NASA’s Rossi X-ray Timing Explorer (RXTE) satellite has identified a candidate for the smallest-known black hole.
The data is based on a specific type of X-ray pattern – nicknamed a “heartbeat” because of its resemblance to an electrocardiogram – that has only been recorded in one other black hole system.
Dubbed IGR J17091-3624, the binary system pairs a normal star with a black hole that may weigh less than three times the sun’s mass, near the theoretical boundary where black-hole status first becomes possible.
Astronomers originally became aware of the binary system during an outburst or flare up around the suspected black hole in 2003 which is typically caused by gas from a normal star streaming towards a black hole and forming a disk around it. Friction within the disk heats the gas to millions of degrees, which is hot enough to emit X-rays.
Cyclical variations in the intensity of the observed X-rays reflect processes taking place within the gas disk. Scientists think that the most rapid changes occur near the black hole’s event horizon, the point beyond which nothing, not even light, can escape.
Archival data from various space missions indicate IGR J17091-3624 becomes active every few years, with its most recent (ongoing) outburst kicking off in February. The system is located in the direction of the constellation Scorpius, but its distance is not well established. It could be as close as 16,000 light-years or more than 65,000 light-years away.
Interestingly enough, the record-holder for wide-ranging X-ray variability is another black hole binary system named GRS 1915+105. This system is unique in displaying more than a dozen highly structured patterns, typically lasting between seconds and hours.
“We think that most of these patterns represent cycles of accumulation and ejection in an unstable disk, and we now see seven of them in IGR J17091,” explained Tomaso Belloni at Brera Observatory in Merate, Italy. ”Identifying these signatures in a second black hole system is very exciting.”
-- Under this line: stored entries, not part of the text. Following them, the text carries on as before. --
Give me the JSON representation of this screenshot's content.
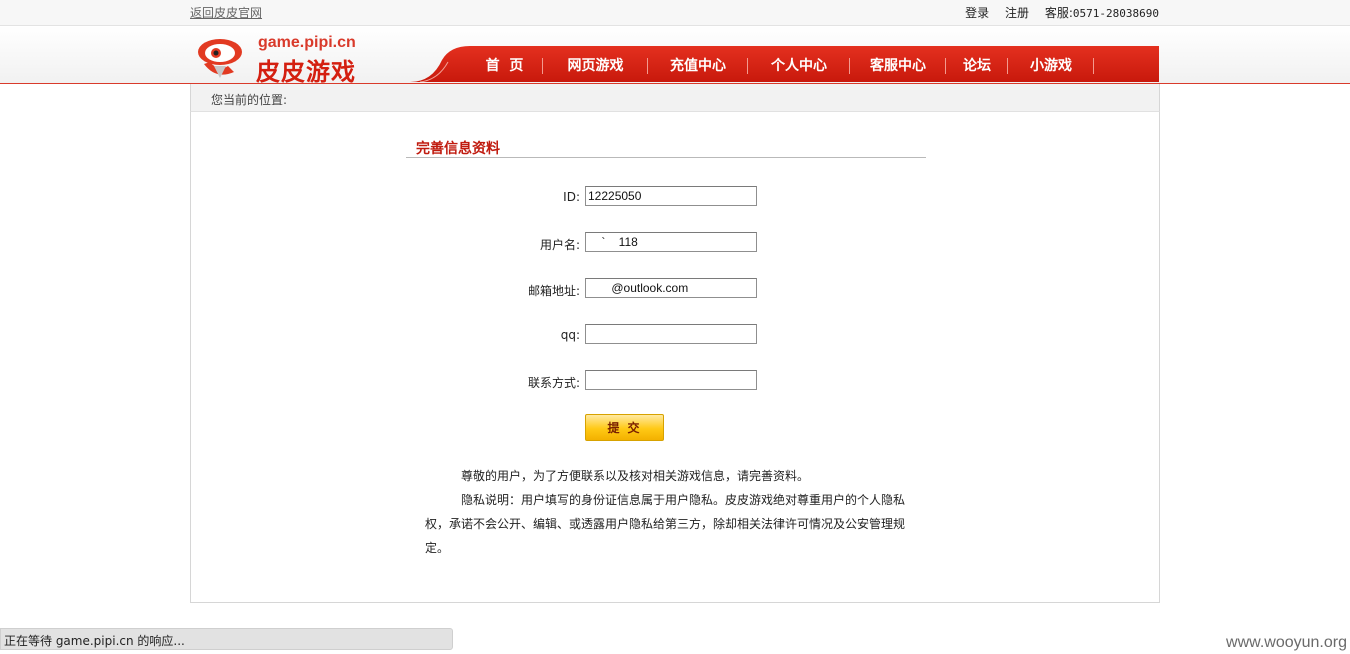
{
  "topbar": {
    "back_link": "返回皮皮官网",
    "login": "登录",
    "register": "注册",
    "service_label": "客服:",
    "service_phone": "0571-28038690"
  },
  "logo": {
    "domain": "game.pipi.cn",
    "brand": "皮皮游戏"
  },
  "nav": {
    "items": [
      {
        "label": "首  页"
      },
      {
        "label": "网页游戏"
      },
      {
        "label": "充值中心"
      },
      {
        "label": "个人中心"
      },
      {
        "label": "客服中心"
      },
      {
        "label": "论坛"
      },
      {
        "label": "小游戏"
      }
    ]
  },
  "breadcrumb": {
    "label": "您当前的位置:"
  },
  "form": {
    "title": "完善信息资料",
    "fields": [
      {
        "label": "ID:",
        "value": "12225050"
      },
      {
        "label": "用户名:",
        "value": "    `    118"
      },
      {
        "label": "邮箱地址:",
        "value": "       @outlook.com"
      },
      {
        "label": "qq:",
        "value": ""
      },
      {
        "label": "联系方式:",
        "value": ""
      }
    ],
    "submit_label": "提交"
  },
  "notes": {
    "line1": "尊敬的用户，为了方便联系以及核对相关游戏信息，请完善资料。",
    "line2": "隐私说明：用户填写的身份证信息属于用户隐私。皮皮游戏绝对尊重用户的个人隐私权，承诺不会公开、编辑、或透露用户隐私给第三方，除却相关法律许可情况及公安管理规定。"
  },
  "status_bar": {
    "text": "正在等待 game.pipi.cn 的响应..."
  },
  "watermark": "www.wooyun.org"
}
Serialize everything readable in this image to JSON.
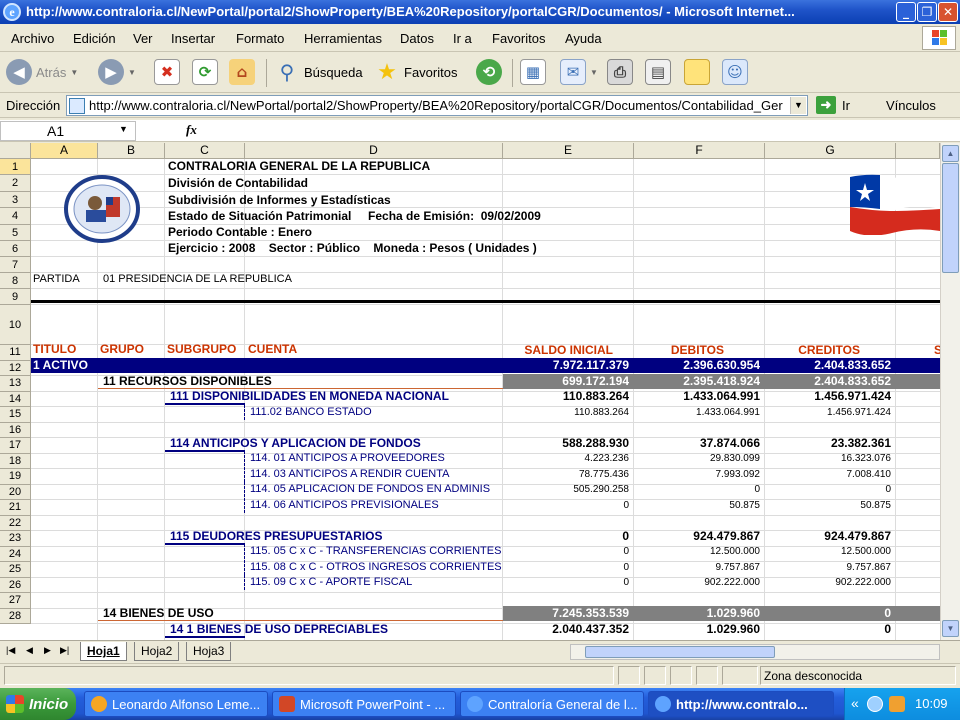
{
  "window": {
    "title": "http://www.contraloria.cl/NewPortal/portal2/ShowProperty/BEA%20Repository/portalCGR/Documentos/ - Microsoft Internet..."
  },
  "menu": [
    "Archivo",
    "Edición",
    "Ver",
    "Insertar",
    "Formato",
    "Herramientas",
    "Datos",
    "Ir a",
    "Favoritos",
    "Ayuda"
  ],
  "toolbar": {
    "back": "Atrás",
    "search": "Búsqueda",
    "favorites": "Favoritos"
  },
  "address": {
    "label": "Dirección",
    "url": "http://www.contraloria.cl/NewPortal/portal2/ShowProperty/BEA%20Repository/portalCGR/Documentos/Contabilidad_Ger",
    "go": "Ir",
    "links": "Vínculos"
  },
  "formula": {
    "cell_ref": "A1",
    "fx": "fx"
  },
  "sheet": {
    "columns": [
      "A",
      "B",
      "C",
      "D",
      "E",
      "F",
      "G"
    ],
    "header": {
      "org": "CONTRALORIA GENERAL DE LA REPUBLICA",
      "division": "División de Contabilidad",
      "subdivision": "Subdivisión de Informes y Estadísticas",
      "report": "Estado de Situación Patrimonial     Fecha de Emisión:  09/02/2009",
      "period": "Periodo Contable : Enero",
      "exercise": "Ejercicio : 2008    Sector : Público    Moneda : Pesos ( Unidades )"
    },
    "partida_label": "PARTIDA",
    "partida_value": "01 PRESIDENCIA DE LA REPUBLICA",
    "col_headers": {
      "titulo": "TITULO",
      "grupo": "GRUPO",
      "subgrupo": "SUBGRUPO",
      "cuenta": "CUENTA",
      "saldo": "SALDO INICIAL",
      "debitos": "DEBITOS",
      "creditos": "CREDITOS"
    },
    "rows": [
      {
        "n": "11",
        "level": 1,
        "label": "1 ACTIVO",
        "e": "7.972.117.379",
        "f": "2.396.630.954",
        "g": "2.404.833.652"
      },
      {
        "n": "12",
        "level": 2,
        "label": "11 RECURSOS DISPONIBLES",
        "e": "699.172.194",
        "f": "2.395.418.924",
        "g": "2.404.833.652"
      },
      {
        "n": "13",
        "level": 3,
        "label": "111 DISPONIBILIDADES EN MONEDA NACIONAL",
        "e": "110.883.264",
        "f": "1.433.064.991",
        "g": "1.456.971.424"
      },
      {
        "n": "14",
        "level": 4,
        "label": "111.02 BANCO ESTADO",
        "e": "110.883.264",
        "f": "1.433.064.991",
        "g": "1.456.971.424"
      },
      {
        "n": "15",
        "level": 0,
        "label": "",
        "e": "",
        "f": "",
        "g": ""
      },
      {
        "n": "16",
        "level": 3,
        "label": "114 ANTICIPOS Y APLICACION DE FONDOS",
        "e": "588.288.930",
        "f": "37.874.066",
        "g": "23.382.361"
      },
      {
        "n": "17",
        "level": 4,
        "label": "114. 01 ANTICIPOS A PROVEEDORES",
        "e": "4.223.236",
        "f": "29.830.099",
        "g": "16.323.076"
      },
      {
        "n": "18",
        "level": 4,
        "label": "114. 03 ANTICIPOS A RENDIR CUENTA",
        "e": "78.775.436",
        "f": "7.993.092",
        "g": "7.008.410"
      },
      {
        "n": "19",
        "level": 4,
        "label": "114. 05 APLICACION DE FONDOS EN ADMINIS",
        "e": "505.290.258",
        "f": "0",
        "g": "0"
      },
      {
        "n": "20",
        "level": 4,
        "label": "114. 06 ANTICIPOS PREVISIONALES",
        "e": "0",
        "f": "50.875",
        "g": "50.875"
      },
      {
        "n": "21",
        "level": 0,
        "label": "",
        "e": "",
        "f": "",
        "g": ""
      },
      {
        "n": "22",
        "level": 3,
        "label": "115 DEUDORES PRESUPUESTARIOS",
        "e": "0",
        "f": "924.479.867",
        "g": "924.479.867"
      },
      {
        "n": "23",
        "level": 4,
        "label": "115. 05 C x C - TRANSFERENCIAS CORRIENTES",
        "e": "0",
        "f": "12.500.000",
        "g": "12.500.000"
      },
      {
        "n": "24",
        "level": 4,
        "label": "115. 08 C x C - OTROS INGRESOS CORRIENTES",
        "e": "0",
        "f": "9.757.867",
        "g": "9.757.867"
      },
      {
        "n": "25",
        "level": 4,
        "label": "115. 09 C x C - APORTE FISCAL",
        "e": "0",
        "f": "902.222.000",
        "g": "902.222.000"
      },
      {
        "n": "26",
        "level": 0,
        "label": "",
        "e": "",
        "f": "",
        "g": ""
      },
      {
        "n": "27",
        "level": 2,
        "label": "14 BIENES DE USO",
        "e": "7.245.353.539",
        "f": "1.029.960",
        "g": "0"
      },
      {
        "n": "28",
        "level": 3,
        "label": "14 1 BIENES DE USO DEPRECIABLES",
        "e": "2.040.437.352",
        "f": "1.029.960",
        "g": "0"
      }
    ]
  },
  "tabs": [
    "Hoja1",
    "Hoja2",
    "Hoja3"
  ],
  "status": {
    "zone": "Zona desconocida"
  },
  "taskbar": {
    "start": "Inicio",
    "tasks": [
      "Leonardo Alfonso Leme...",
      "Microsoft PowerPoint - ...",
      "Contraloría General de l...",
      "http://www.contralo..."
    ],
    "tray_chevron": "«",
    "clock": "10:09"
  },
  "colors": {
    "title_bar": "#0b3fb3",
    "level1_fill": "#000080",
    "level2_fill": "#808080",
    "column_header_text": "#cc3300",
    "account_text": "#000080"
  }
}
In GRS 1915, strong magnetic fields near the black hole’s event horizon eject some of the gas into dual, oppositely directed jets that blast outward at about 98 percent the speed of light. The peak of its heartbeat emission corresponds to the emergence of the jet.
Changes in the X-ray spectrum observed by RXTE during each beat reveal the innermost region of the disk emits enough radiation to push back the gas, creating a strong outward wind that stops the inward flow, briefly starving the black hole and shutting down the jet – which corresponds to the faintest emission. Eventually, the inner disk gets so bright and hot it essentially disintegrates and plunges toward the black hole, re-establishing the jet and beginning the cycle anew. This entire process happens in as little as 40 seconds.
While there is no direct evidence IGR J17091 possesses a particle jet, its heartbeat signature suggests that similar processes are at work. Researchers say that this system’s heartbeat emission can be 20 times fainter than GRS 1915 and can cycle some eight times faster, in as little as five seconds.
Astronomers estimate that GRS 1915 is about 14 times the sun’s mass, placing it among the most-massive-known black holes that have formed because of the collapse of a single star. The research team analyzed six months of RXTE observations to compare the two systems, concluding that IGR J17091 must possess a minuscule black hole.